When we talk about CPS (Cyber-Physical Systems) we refer to the IEEE definition of these systems which are determined as following:
Cyber-Physical Systems (CPS) are integrations of computation and physical processes. Embedded computers and networks monitor and control the physical processes, usually with feedback loops where physical processes affect computations and vice versa.
(Lee, 2008, p. 363)
Coming back to our use-case, the CPS should calculate an appropriate offer depending on the environmental conditions. As stated previously, the system will charge a premium for desired benefits during the given time (cabriolet, air conditioning, etc.). Due to insurance considerations there will be another premium that the user has to pay, if he/she wishes to drive the CPS manually.
Experiment
First and foremost, we want to empirically prove that our considerations and implementations work and lead to a desired outcome in a fixed setup.
Our CPS (a mBot classic) will prompt the user with a choice of the driving mode, which is either a manual mode, in which the user can navigate the CPS by means of a joystick that is attached to the mBot (entered by pressing joystick forward or left), or an automatic self-driving mode (entered by pressing the joystick backwards or right), where a predefined sequence of movements is performed to navigate on tracks. Afterwards, the CPS will propose a price offer depending on the (randomly injected) features of the simulated vehicle (e.g. cabriolet, air conditioning) and the environmental conditions measured by a temperature & humidity sensor attached to the CPS. Attractive features that suit the current environmental conditions will be priced at a premium. The user can accept or decline the offer via a prompt in the Bee-Up-model.
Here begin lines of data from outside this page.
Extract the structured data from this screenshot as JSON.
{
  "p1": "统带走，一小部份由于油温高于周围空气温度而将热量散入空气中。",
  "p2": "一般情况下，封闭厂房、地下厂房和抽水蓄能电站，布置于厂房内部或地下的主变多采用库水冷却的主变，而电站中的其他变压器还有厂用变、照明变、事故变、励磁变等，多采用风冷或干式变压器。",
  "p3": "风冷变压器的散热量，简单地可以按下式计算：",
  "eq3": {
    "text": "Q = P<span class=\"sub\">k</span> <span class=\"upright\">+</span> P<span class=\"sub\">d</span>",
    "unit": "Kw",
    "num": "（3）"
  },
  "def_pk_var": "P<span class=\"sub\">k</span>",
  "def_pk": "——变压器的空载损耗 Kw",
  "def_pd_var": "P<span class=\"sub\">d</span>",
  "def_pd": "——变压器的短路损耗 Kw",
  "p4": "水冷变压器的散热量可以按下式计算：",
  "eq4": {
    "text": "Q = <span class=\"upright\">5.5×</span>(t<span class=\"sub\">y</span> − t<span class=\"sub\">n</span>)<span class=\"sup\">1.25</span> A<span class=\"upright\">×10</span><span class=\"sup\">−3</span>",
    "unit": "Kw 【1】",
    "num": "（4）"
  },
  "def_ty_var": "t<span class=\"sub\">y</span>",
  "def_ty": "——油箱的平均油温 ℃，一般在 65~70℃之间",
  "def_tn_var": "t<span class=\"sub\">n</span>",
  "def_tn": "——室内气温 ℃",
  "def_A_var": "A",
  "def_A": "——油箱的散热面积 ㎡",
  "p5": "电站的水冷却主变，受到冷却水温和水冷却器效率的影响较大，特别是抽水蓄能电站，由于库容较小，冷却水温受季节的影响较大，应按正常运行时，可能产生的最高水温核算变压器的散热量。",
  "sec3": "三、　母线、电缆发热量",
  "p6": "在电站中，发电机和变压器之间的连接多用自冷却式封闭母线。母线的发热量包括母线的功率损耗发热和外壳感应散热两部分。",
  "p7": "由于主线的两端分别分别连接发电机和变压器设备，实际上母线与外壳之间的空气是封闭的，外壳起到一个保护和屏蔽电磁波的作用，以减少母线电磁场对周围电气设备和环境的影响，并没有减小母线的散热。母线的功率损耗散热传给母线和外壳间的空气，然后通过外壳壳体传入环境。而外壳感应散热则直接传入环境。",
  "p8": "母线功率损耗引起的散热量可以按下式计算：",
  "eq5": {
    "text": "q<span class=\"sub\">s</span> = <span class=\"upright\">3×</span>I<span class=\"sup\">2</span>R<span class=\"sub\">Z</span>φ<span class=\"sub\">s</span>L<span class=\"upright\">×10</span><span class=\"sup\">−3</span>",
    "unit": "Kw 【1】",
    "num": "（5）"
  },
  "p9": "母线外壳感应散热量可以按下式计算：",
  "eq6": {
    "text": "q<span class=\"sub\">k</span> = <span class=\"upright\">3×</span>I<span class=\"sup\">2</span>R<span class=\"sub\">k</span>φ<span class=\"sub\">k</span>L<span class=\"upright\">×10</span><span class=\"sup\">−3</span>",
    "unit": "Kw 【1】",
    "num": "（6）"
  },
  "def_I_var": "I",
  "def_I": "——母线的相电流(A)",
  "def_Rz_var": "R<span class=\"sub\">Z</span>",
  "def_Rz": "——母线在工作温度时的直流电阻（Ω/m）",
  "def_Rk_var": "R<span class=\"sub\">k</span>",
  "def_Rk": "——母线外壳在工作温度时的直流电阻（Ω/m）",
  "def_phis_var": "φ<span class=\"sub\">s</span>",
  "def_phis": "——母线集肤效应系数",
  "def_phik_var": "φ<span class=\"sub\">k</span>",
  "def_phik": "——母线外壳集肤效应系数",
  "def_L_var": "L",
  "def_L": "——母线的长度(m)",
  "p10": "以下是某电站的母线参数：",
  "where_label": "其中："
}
We let the mBot drive a round on these tracks and end the sequence when it successfully completes one round. Our main considerations are upon the choice-mechanism as we are using the joystick for driving-mode selection.
Results
In our limited scope experiment, we would argue that we successfully accomplished the challenges we imposed and outlined in this paper. The user interaction by means of joystick input works as designed and provides the userwith a simple and reliable way to interact with the CPS. The CPS executes subsequent tasks in an automated manner. Furthermore, we managed to implement and improve the joystick functionality in an iterative way, so that even precise movements in all directions can be performed. Although the experiment is highly limited to the given track-layout and the corresponding automatic (self-diving) mode, it was not the main objective of this endeavor.